Truth Guard

Inspiration

We were motivated by the urgent need to counter the spread of misinformation. Our team saw an opportunity to use generative AI to scrutinize and verify facts. We envision a world where documents can be rapidly ingested, dissected, and assessed for factual accuracy, helping users distinguish trusted content from dubious sources.

What it does

Truth Guard processes PDFs—splitting large files into smaller page chunks for easier ingestion—and stores each chunk in Snowflake. Using PARSE_DOCUMENT in LAYOUT mode, it captures text structure. Then, statements are extracted from unverified documents and compared against a trusted, already-verified corpus. If a sufficient portion of the statements are verified, the document is deemed trustworthy and automatically added to the verified corpus. Otherwise, it’s rejected. A Q&A interface lets users ask questions and get fact-checked answers based on the verified corpus.

How we built it

Page-Level Chunking: We use PyPDF2 to split documents into 200-page intervals (or smaller if needed), then upload each chunk to a Snowflake stage.
Structured Parsing: We call SNOWFLAKE.CORTEX.PARSE_DOCUMENT(..., {'mode': 'LAYOUT'}) to capture layout-structured text, making it easier to handle tables and multi-column content.
Text Chunking & Statements: Within Snowflake, we run a Python-based text chunker to split any large text into manageable pieces. We then call a language model (like llama3-70b) to extract discrete statements.
Verification Workflow: For each statement, we compare it to our verified corpus using the Snowflake Cortex Search Service. If the LLM sees enough supporting evidence, it’s considered “verified;” if contradictory or irrelevant, “contradicted” or “unverified.”
Acceptance Threshold: A simple scoring system checks whether enough statements pass verification. If the document meets or exceeds this threshold, we move it to the verified corpus.
Streamlit App: We built two main pages:
- Add & Verify Document: Upload a PDF, see it chunked, and watch as statements are scored and either accepted or rejected.
- Ask a Question (Chat): Interactively query the verified corpus. A chat flow uses Mistral or LLama-based LLM calls to return thorough, reference-backed answers.

Challenges we ran into

Chunking & Page Splits: Determining the right page-range size (200 pages) and cleaning up partial pages required experimentation.
Layout-Mode Parsing: Some PDFs with unusual layouts or tables didn’t parse as cleanly, forcing us to handle edge cases.
Scoring Thresholds: Deciding what fraction of verified statements is sufficient for trusting a document was nontrivial—we experimented with 50-70% cutoffs.
Statement Extraction Accuracy: The LLM sometimes under- or over-segmented statements. We refined prompts to improve reliability.
End-to-End Integration: Debugging across multiple tables, stages, and bridging Streamlit with Snowflake Cortex calls was a complex process.

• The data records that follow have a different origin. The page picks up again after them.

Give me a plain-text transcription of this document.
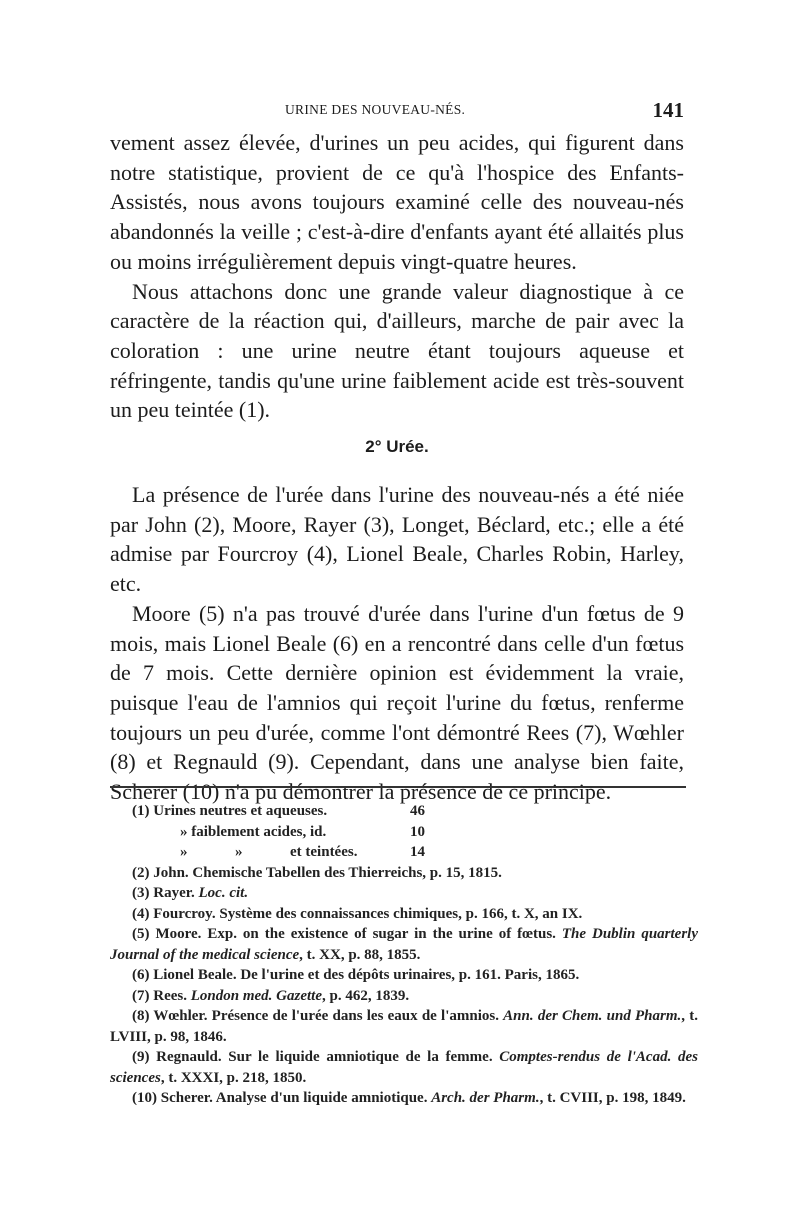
URINE DES NOUVEAU-NÉS.	141

vement assez élevée, d'urines un peu acides, qui figurent dans notre statistique, provient de ce qu'à l'hospice des Enfants-Assistés, nous avons toujours examiné celle des nouveau-nés abandonnés la veille ; c'est-à-dire d'enfants ayant été allaités plus ou moins irrégulièrement depuis vingt-quatre heures.

Nous attachons donc une grande valeur diagnostique à ce caractère de la réaction qui, d'ailleurs, marche de pair avec la coloration : une urine neutre étant toujours aqueuse et réfringente, tandis qu'une urine faiblement acide est très-souvent un peu teintée (1).

2° Urée.

La présence de l'urée dans l'urine des nouveau-nés a été niée par John (2), Moore, Rayer (3), Longet, Béclard, etc.; elle a été admise par Fourcroy (4), Lionel Beale, Charles Robin, Harley, etc.

Moore (5) n'a pas trouvé d'urée dans l'urine d'un fœtus de 9 mois, mais Lionel Beale (6) en a rencontré dans celle d'un fœtus de 7 mois. Cette dernière opinion est évidemment la vraie, puisque l'eau de l'amnios qui reçoit l'urine du fœtus, renferme toujours un peu d'urée, comme l'ont démontré Rees (7), Wœhler (8) et Regnauld (9). Cependant, dans une analyse bien faite, Scherer (10) n'a pu démontrer la présence de ce principe.

(1) Urines neutres et aqueuses.	46
» faiblement acides, id.	10
»	»	et teintées.	14

(2) John. Chemische Tabellen des Thierreichs, p. 15, 1815.

(3) Rayer. Loc. cit.

(4) Fourcroy. Système des connaissances chimiques, p. 166, t. X, an IX.

(5) Moore. Exp. on the existence of sugar in the urine of fœtus. The Dublin quarterly Journal of the medical science, t. XX, p. 88, 1855.

(6) Lionel Beale. De l'urine et des dépôts urinaires, p. 161. Paris, 1865.

(7) Rees. London med. Gazette, p. 462, 1839.

(8) Wœhler. Présence de l'urée dans les eaux de l'amnios. Ann. der Chem. und Pharm., t. LVIII, p. 98, 1846.

(9) Regnauld. Sur le liquide amniotique de la femme. Comptes-rendus de l'Acad. des sciences, t. XXXI, p. 218, 1850.

(10) Scherer. Analyse d'un liquide amniotique. Arch. der Pharm., t. CVIII, p. 198, 1849.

Accomplishments that we're proud of

Fully Automated Misinformation Check: We integrated a streamlined workflow that can reject entire documents if enough statements fail verification.
Leveraging Layout Data: By using PARSE_DOCUMENT in LAYOUT mode, we can better preserve textual structures and potentially handle complex formats (like tables and columns).
User-Friendly Chat Interface: The Q&A page is both easy to use and capable of citing relevant chunks, ensuring transparency behind each answer.

What we learned

Modular Chunking Matters: Combining local page splits (PyPDF2) with layout-based chunking inside Snowflake gave us a much more robust ingestion pipeline.
Structured vs. OCR Text: LAYOUT mode drastically helps with more advanced documents, but we still need fallback strategies for messy PDFs.
Careful Prompts for Statement Extraction: Minor changes in the LLM prompt can significantly affect how accurately statements are segmented.
Scoring & Governance: Even advanced LLM-based checks require clear acceptance criteria—overly lenient thresholds introduce risk, while overly strict ones might discard good documents.

What's next for Truth Guard

Fine-Grained Statement Verification: We plan to develop a more refined scoring system that weighs each statement by importance or context, rather than simple tallies.
Support for More Domains: We want to broaden the verified corpus to include scientific, legal, or other specialized texts.
Enhanced Chat Context Memory: Storing conversation history so users can follow up on previously answered queries without losing context.
User Feedback Mechanism: Allow domain experts or power users to override or confirm LLM verdicts, improving the system’s accuracy over time.